David is catapulted into a living dream, so it would seem... though he has no idea how true that assessment is - his "reality" check is torn asunder and replaced with confusion. Neither he nor we can tell what is real and what is not, and for a long time we are confused but captivated as to what could possibly be the truth of the situation. After seeing the movie once through and going through again, the experience is even more powerful. Most of story is framed by therapy sessions between David and Dr. McCabe (Kurt Russell,) who starts out as a psychiatrist hired by a court to investigate David's inner workings, but ends up being a great father figure to him.

Once everything came together in my first viewing, I was left with an unexplainable feeling that seemed like a mesh of love-sickness and inspiration. Everything from David's courage and his realization of what has become his reality and why to his last looks between the lovers who share the strongest spontaneous bond... I was right there, I was with them.

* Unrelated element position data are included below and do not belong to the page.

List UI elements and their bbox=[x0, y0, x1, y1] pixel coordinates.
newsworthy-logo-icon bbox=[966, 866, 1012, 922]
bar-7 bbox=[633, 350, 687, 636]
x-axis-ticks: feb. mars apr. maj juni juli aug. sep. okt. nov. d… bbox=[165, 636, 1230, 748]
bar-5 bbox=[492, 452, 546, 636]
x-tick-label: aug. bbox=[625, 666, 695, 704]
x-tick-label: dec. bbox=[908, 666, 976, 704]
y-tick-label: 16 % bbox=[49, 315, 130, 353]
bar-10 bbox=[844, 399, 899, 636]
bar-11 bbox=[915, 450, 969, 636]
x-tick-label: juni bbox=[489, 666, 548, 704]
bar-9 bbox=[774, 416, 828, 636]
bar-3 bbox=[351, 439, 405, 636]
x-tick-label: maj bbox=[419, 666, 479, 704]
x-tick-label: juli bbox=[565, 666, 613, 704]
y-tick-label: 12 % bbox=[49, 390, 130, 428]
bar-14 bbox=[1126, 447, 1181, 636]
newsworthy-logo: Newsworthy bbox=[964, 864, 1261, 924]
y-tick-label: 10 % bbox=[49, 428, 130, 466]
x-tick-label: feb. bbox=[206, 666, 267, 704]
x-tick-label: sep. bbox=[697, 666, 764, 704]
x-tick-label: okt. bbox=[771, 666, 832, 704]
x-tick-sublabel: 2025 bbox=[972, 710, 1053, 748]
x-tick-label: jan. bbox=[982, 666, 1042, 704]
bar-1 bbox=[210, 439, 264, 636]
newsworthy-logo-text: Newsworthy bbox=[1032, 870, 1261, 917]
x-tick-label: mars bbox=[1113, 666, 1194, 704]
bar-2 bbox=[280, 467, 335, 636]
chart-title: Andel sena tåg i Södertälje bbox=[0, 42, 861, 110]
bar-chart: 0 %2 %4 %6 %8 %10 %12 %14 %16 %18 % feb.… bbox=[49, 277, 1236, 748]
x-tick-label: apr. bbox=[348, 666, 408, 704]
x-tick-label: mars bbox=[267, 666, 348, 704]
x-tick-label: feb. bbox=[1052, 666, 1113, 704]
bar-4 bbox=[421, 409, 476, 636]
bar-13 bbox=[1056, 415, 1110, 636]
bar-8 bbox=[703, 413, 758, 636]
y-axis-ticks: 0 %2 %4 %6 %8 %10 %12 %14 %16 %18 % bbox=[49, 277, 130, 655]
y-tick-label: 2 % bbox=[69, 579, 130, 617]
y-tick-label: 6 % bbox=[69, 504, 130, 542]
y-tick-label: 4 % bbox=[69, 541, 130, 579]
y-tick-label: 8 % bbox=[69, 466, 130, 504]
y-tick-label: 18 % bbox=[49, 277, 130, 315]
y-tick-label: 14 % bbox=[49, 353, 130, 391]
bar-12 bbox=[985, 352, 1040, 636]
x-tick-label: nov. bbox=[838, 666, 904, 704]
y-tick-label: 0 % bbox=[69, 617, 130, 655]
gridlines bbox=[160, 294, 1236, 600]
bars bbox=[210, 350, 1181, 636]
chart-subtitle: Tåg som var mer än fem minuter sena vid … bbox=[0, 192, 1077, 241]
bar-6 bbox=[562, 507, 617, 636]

As for the technical aspects, Cameron Crowe directs with such a wonferful eye for beauty that is aided magnificently by his director of photography, John Toll, who captures it in an eternal scope. The film flows as if it were itself the best of dreams. The cast, members of which not already mentioned include the highly talented likes of Cameron Diaz, Tilda Swinton, Noah Taylor and Timothy Spall, does a spectacular job of portraying their characters and bringing the story to full life.

In 1997 Alejandro Amenabar wrote and directed Abres Los Ojos, also starring Penelope Cruz. That is where the original idea for Vanilla Sky came from. As Cameron Crowe states in the short documentary, Prelude to a Dream, which is perfectly placed before the "Play Film" selection on the Vanilla Sky DVD because it works as a great introduction to the film, he felt like when he watched Abres Los Ojos, he was involved in a beautiful conversation, and he wanted to be part of that conversation. To me the films are very individual pieces, and I happen to like the Crowe version much more.

This is such a thoughtful and well made film - everything means something on a hugely deep level - watching the film captivates me, listening to any song from the soundtrack sends me reeling into emotion and even writing this review is an extremely meaningful and emotional experience to me. I have trouble not regurgitating every quote from every scene because I am so enthusiastic about how amazing it all really is. Even these words like "enthusiastic" and "amazing" feel like monsterous understatements. I suppose I cannot at this moment find the proper words to describe the depth to which the film reaches within me, but I also know that I don't have to find them. I feel now like everything has come full circle with my journey through Vanilla Sky, though the aftermath will be forever ongoing.